Elite sport too falls victim to the ‘progressive’ left, potentially increasing the pressure on biological women to take dangerous performance enhancing drugs to make up for the advantages male puberty gives to men. What does it say to potential female athletes who see the best biological women in the world being beaten by an unfair contest which one of the top governing bodies in sports condones? Truly we cannot drop this issue for the sake of political correctness or else there might not be women’s sport in a generation’s time.
It is ironic that this is one area in which male privilege does not matter, according to the proponents of trans-women in women’s sports. New Zealand’s Laurel Hubbard was the first transgender athlete to compete in the Commonwealth Games as a biological man in the women’s category, winning gold. Hubbard, 42, competed as Gavin until seven years ago when she transitioned to Laurel. It seems that by simply self-identifying as a woman, Gavin lost all his privilege as a white man and instead became a victimised trans-woman. Quite apart from the wider transgender/gender dysphoria debate, this is a simple question of fairness in women’s sports. As we have established, a biological man may compete against a woman under the current IOC guidelines even if they have more than five times the normal upper level of testosterone of the biological women.

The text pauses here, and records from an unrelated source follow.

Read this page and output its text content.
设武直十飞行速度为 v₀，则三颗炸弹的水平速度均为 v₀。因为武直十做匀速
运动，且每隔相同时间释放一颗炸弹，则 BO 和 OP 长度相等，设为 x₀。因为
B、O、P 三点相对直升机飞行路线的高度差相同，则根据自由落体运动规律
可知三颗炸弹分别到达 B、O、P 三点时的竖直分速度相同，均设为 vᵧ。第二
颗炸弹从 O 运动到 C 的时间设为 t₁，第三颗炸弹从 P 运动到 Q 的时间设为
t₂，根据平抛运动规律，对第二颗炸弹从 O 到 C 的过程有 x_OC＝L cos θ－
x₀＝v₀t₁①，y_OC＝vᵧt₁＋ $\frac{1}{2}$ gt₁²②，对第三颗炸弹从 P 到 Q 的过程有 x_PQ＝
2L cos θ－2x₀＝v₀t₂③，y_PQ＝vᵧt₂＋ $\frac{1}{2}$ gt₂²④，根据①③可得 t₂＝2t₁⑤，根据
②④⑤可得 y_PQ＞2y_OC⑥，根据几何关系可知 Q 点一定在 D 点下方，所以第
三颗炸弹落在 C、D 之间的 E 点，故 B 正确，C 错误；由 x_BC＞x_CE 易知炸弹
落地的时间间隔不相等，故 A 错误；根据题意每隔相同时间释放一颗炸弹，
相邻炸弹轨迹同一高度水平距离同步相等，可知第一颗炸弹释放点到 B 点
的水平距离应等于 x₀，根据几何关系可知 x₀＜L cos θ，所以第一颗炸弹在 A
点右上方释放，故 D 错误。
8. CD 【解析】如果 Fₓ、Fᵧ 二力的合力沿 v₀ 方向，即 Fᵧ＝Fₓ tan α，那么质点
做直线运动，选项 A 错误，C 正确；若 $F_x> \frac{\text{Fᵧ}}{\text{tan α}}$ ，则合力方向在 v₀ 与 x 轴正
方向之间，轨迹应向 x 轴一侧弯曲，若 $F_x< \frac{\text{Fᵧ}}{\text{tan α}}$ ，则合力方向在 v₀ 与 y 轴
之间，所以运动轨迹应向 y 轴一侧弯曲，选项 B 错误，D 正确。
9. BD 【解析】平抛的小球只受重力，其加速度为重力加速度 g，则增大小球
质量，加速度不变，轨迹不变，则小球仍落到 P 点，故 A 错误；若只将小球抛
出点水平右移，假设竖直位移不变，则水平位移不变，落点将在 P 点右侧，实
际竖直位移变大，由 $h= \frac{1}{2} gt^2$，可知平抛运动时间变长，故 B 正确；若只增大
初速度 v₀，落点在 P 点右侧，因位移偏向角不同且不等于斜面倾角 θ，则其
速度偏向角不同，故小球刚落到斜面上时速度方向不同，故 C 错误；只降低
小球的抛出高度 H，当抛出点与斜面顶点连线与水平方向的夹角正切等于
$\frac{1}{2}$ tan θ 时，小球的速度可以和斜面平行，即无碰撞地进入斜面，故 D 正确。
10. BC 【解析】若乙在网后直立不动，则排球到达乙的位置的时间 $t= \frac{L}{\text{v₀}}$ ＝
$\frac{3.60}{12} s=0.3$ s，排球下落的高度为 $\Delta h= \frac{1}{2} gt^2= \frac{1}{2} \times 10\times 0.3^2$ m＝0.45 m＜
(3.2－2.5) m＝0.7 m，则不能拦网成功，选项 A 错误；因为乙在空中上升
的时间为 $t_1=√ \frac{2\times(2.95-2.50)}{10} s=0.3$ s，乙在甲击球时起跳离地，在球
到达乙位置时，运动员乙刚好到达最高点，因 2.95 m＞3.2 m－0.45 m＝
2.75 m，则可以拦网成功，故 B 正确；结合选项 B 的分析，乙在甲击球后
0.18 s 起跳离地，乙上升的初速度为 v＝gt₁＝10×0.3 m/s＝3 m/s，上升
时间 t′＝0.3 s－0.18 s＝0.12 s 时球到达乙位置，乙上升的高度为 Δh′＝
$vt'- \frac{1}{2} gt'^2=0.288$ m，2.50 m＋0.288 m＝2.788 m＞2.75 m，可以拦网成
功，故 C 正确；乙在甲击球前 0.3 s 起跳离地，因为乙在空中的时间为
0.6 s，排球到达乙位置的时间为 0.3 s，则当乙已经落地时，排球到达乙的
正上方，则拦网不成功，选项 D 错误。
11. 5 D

How many more serious injuries will adult human females have to suffer at the hands of adult human males before more people start taking this issue seriously?
I do not envy the IOC. However, if they proceed with this issue they will inevitably annoy either the trans rights movement or advocates for biological women’s sports. But surely things cannot continue the way things are? Sport should be about celebrating different abilities, hard work and perseverance, eliminating unfair competition. That is why we have disabled sports to celebrate the peak of human ability in whatever shape that may come. But there is a reason able bodied and disabled athletes do not compete alongside each other. Their physical skills set are going to be different. For example, a wheelchair marathon when compared to a regular marathon. Same sport, different physical abilities.
It is with this precedent that we must take a fresh look at trans sport, unhindered by fears of political correctness. Trans athletes must either stick to the category of their gender at birth or be given separate categories. Trans-women’s sport cannot continue the trajectory of destruction that it occupies at present.